Housing market demand remained flat in Portugal on August, say latest index

Housing market activity in Portugal was largely flat in August with demand unchanged for a second month in a row, although Lisbon and Porto saw a marginal rise, the latest index report shows.

But demand fell in the Algarve, although this could be due to seasonal trends which sees the market in Portugal slowdown over the summer months, according to the data from the Royal Institution of Chartered Surveyors (RICS) and Confidencial Imobiliário

In terms of agreed sales, respondents also noted little change compared with the previous month at the headline level. That said, a small increase in Porto was offset by a decline in the Algarve, while a flat sales trend was reported in Lisbon.

Looking ahead, sales are anticipated to rise over the coming three months, but expectations are relatively modest and the report points out that with the number of new instructions coming to the market falling once more in August, the lack of stock available for sale is increasingly becoming an issue cited by survey participants.

Indeed, the latest results show new sales listing deteriorating for the seventeenth consecutive month, with a net balance of -25% of respondents noting a decline. What’s more, new instructions fell noticeably across each region.

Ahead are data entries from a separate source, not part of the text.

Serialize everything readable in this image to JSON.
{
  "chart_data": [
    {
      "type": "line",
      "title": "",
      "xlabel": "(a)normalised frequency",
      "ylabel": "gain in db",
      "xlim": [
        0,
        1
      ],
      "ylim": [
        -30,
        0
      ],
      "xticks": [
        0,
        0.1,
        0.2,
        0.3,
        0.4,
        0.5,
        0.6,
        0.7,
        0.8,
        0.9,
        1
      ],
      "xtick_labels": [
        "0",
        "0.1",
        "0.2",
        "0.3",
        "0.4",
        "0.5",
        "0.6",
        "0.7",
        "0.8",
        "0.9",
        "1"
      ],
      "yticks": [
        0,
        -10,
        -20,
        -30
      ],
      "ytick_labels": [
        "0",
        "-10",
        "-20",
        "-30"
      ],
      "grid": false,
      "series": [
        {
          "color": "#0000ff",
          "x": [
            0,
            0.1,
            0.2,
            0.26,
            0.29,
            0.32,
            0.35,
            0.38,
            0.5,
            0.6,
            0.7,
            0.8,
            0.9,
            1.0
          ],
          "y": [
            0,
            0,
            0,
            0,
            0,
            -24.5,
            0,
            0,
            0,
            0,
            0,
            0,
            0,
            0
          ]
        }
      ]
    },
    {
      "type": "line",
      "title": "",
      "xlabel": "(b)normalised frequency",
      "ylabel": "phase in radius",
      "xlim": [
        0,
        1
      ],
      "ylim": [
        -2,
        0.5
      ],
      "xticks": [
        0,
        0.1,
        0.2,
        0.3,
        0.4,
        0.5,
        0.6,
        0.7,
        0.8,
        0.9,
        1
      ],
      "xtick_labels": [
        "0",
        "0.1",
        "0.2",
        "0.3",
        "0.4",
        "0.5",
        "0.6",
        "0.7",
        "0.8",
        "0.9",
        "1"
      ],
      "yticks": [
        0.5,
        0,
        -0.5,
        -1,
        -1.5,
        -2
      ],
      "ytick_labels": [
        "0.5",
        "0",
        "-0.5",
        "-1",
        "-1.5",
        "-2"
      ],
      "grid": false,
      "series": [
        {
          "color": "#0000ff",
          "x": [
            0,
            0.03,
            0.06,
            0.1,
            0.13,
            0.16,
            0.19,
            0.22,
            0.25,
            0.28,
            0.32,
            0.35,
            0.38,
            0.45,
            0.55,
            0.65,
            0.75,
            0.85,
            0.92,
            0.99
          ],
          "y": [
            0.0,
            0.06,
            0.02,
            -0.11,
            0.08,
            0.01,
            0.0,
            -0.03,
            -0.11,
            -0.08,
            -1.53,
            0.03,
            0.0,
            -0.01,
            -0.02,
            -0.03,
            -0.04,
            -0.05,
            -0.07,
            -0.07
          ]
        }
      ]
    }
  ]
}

Alongside this, house prices continue to rise in each area covered by the survey, although the pace of growth has now eased at the headline level for four successive months. On a regional comparison, house prices in Porto are still rising at the firmest rate.

Looking ahead, a net balance of 60% of contributors expect house prices will be higher in 12 months’ time.

The national confidence index, a composite indicator based on near term price and sales expectations, eased further to 20 from 23 in July. Although still positive and therefore consistent with some growth going forward, this does represent the softest reading since September 2014, the report points out.

In the lettings market, tenant demand rose at the strongest pace in over six months, while landlord instructions continued to dwindle. As a result, rental growth accelerated, with 62% more respondents noting a pick-up as opposed to a decline.

Overall, the Confidencial Imobiliário house price index recorded a year on year increase of 16.4% nationally. ‘This is a record, stronger than any growth over the previous decade. In fact, such price increases have not been seen since 1992,’ said Ricardo Guimarães, Confidencial Imobiliário director.

‘Moreover, despite being similar in nominal terms, growth in 1992 was effected by a very different rate of inflation. Today the market is seeing a quick upward adjustment, and this generates some uncertainty about the future. To the agents that participate in the survey, this is amplified by the public and political discussion over a hypothetical bubble,’ he added.

According to RICS chief economist, Simon Rubinsohn, although economic growth has been solid throughout 2018, the decline in the latest employment figures suggest improvements in the labour market may have stalled.

‘This could be contributing to the more subdued tone across the latest survey results, along with seasonality, although forward looking indicators suggest growth will be resumed over the rest of the year,’ he said.